Games, Prize Pools, and High School Werewolves

--But mostly the first. Here are the video games and tabletops I've been playing around with since I've gotten my desktop back up and running:

  • Monsterhearts
    This table top is all about teenagers who are monsters. But seriously like supernatural monsters instead of the traditional rigamarole of just social incompetence. Play about the same as Twilight: The Movie: The Game except fully aware and embracing all the absolutely broken, destructive, confusing, and manipulative behaviours that come with it. Brilliant, beautiful, and fun.
  • Diablo 2 and Diablo 3
    After waiting to play the successor to my childhood favorite "Kill the Big Evil Dude: Save the World", I've felt like I've been in a bad relationship. I played the second, mostly to try and alleviate any nostalgia I might have. But even now I feel that with slowly aging graphics and often blatant clique usage, it is the better game narrative wise, and I think it has a lot to do with tone.
    The 2nd feels like you are barely succeeding. The hero is not coming in to save the day--they are two steps behind and trying desperately to perform damage control.
    The 3rd is all about the chosen hero having witty banter with the lords of hell and then defeating them even as the armies of hell bear down upon them.
    With a second expansion slated for D3, I can see a glistening path that would make me finally happy with it's narrative direction. I'll hold my breath to see if they manage to salvage it.
  • Transistor
    A beautiful, tactical, and complex game in a similar style as SuperGiant's first major success, Bastion. Cyberpunk with heavy art deco influences, it follows the escape/revenge of Red, a singer who has lost her voice, with a giant talking computer-sword as they uncover the plots of a mysterious organization that created it.
    Transistor does not want to give up its narrative easily. The plotline is broken into tiny bits and hidden within both the world and also combat itself, as using certain abilities unlocks longer biographies of the city's residents. That combined with the narrator, who is an absolute treat, makes the game highly replayable. I'm going to be sinking a lot more time into this game in the near future.
  • DOTA 2
    A free-to-play 5v5 isometric wizard'em up produced by Valve. A complex and difficult game which rewards teamwork and communication with a community that often ignores both of these.
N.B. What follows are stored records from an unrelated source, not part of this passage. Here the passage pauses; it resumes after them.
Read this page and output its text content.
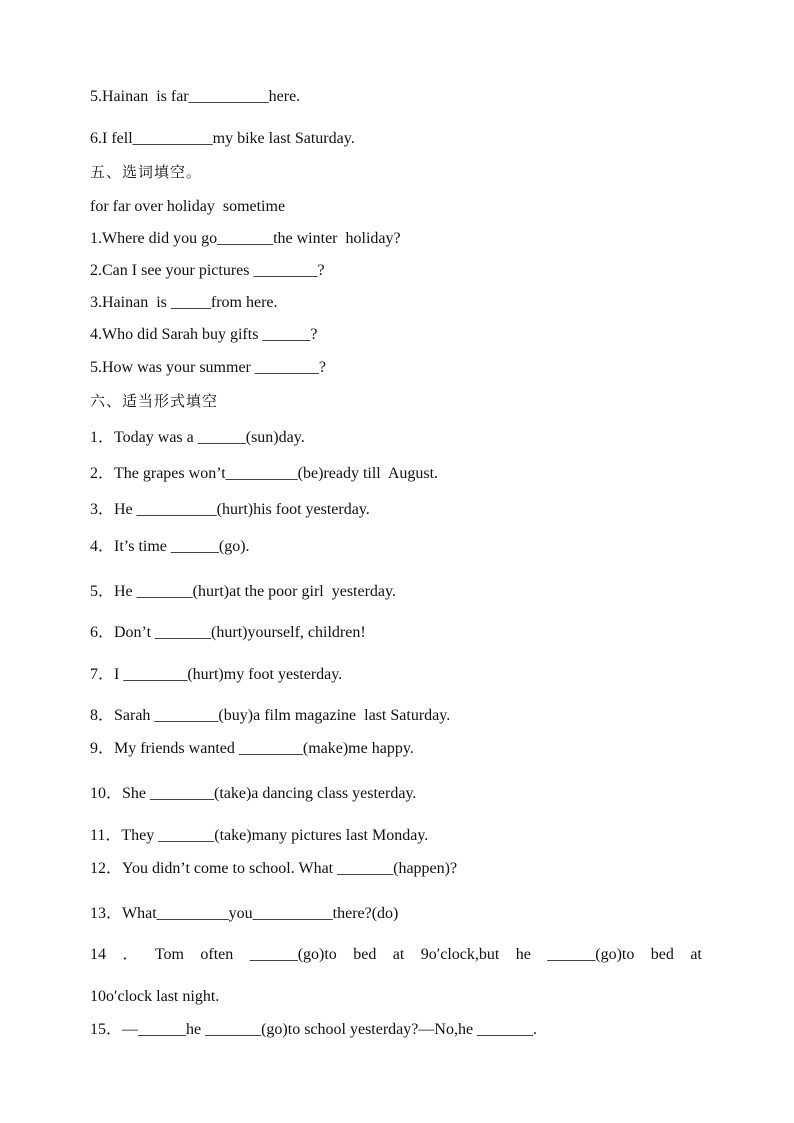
5.Hainan  is far__________here.
6.I fell__________my bike last Saturday.
五、选词填空。
for far over holiday  sometime
1.Where did you go_______the winter  holiday?
2.Can I see your pictures ________?
3.Hainan  is _____from here.
4.Who did Sarah buy gifts ______?
5.How was your summer ________?
六、适当形式填空
1．Today was a ______(sun)day.
2．The grapes won’t_________(be)ready till  August.
3．He __________(hurt)his foot yesterday.
4．It’s time ______(go).
5．He _______(hurt)at the poor girl  yesterday.
6．Don’t _______(hurt)yourself, children!
7．I ________(hurt)my foot yesterday.
8．Sarah ________(buy)a film magazine  last Saturday.
9．My friends wanted ________(make)me happy.
10．She ________(take)a dancing class yesterday.
11．They _______(take)many pictures last Monday.
12．You didn’t come to school. What _______(happen)?
13．What_________you__________there?(do)
14 ． Tom often ______(go)to bed at 9o′clock,but he ______(go)to bed at
10o′clock last night.
15．—______he _______(go)to school yesterday?—No,he _______.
An exceedingly fun game to play with friends, it is about to start the International 4 (TI4), its 4th international tournament with a staggering prize pool of Ten Million Dollars. (Well, $10,507,475 to be exact.) This is not only the highest monetary prize in all of e-sports, but it is more than all the previous DOTA prize pools combined. This is also impressive as it also held the highest prize pool at $2.8mil from TI3 last year.
    So, if you are interested in witnessing the most heated e-sports event in the world, you can grab a stream or watch from the in-game client as the games start today.

Thursday, July 3, 2014

Things I Hate...

... about myself which are unhealthy and I should learn to deal with better.

  • Deadlines and procrastination. (This was meant to be posted Monday.)
  • Obsessing over my own faults. (Hence writing this list.)
  • Inability to appreciate my own successes. (Which seems quite a martyrish thing to say.)
  • Simultaneous need for isolation and interaction. (An exceedingly human quality.)
  • Assumptions that guile and previous experience trump practice. (Always.)
  • Assumptions that literally everyone else is more experienced than myself. (Not always a fault.)
  • My body image.  (I really don't

Screw that. I'm twenty three and sick of dealing with this insecurity.

I'm going to go write about robots and eat ice cream and drink more coffee. Maybe a good book. Transistor is actually really lovely and I really dig the aesthetic. Not good for my sleep schedule, but I'm alright with that. Maybe I'll write Transistor fan fiction. That sounds like a good plan. Yes. 

Also, contribute to my Clarion Write-a-Thon drive and get awful haikus (one per dollar). 
My current haiku completion stats are sitting at a solid 20/40 so those will get done and sent out before week's end.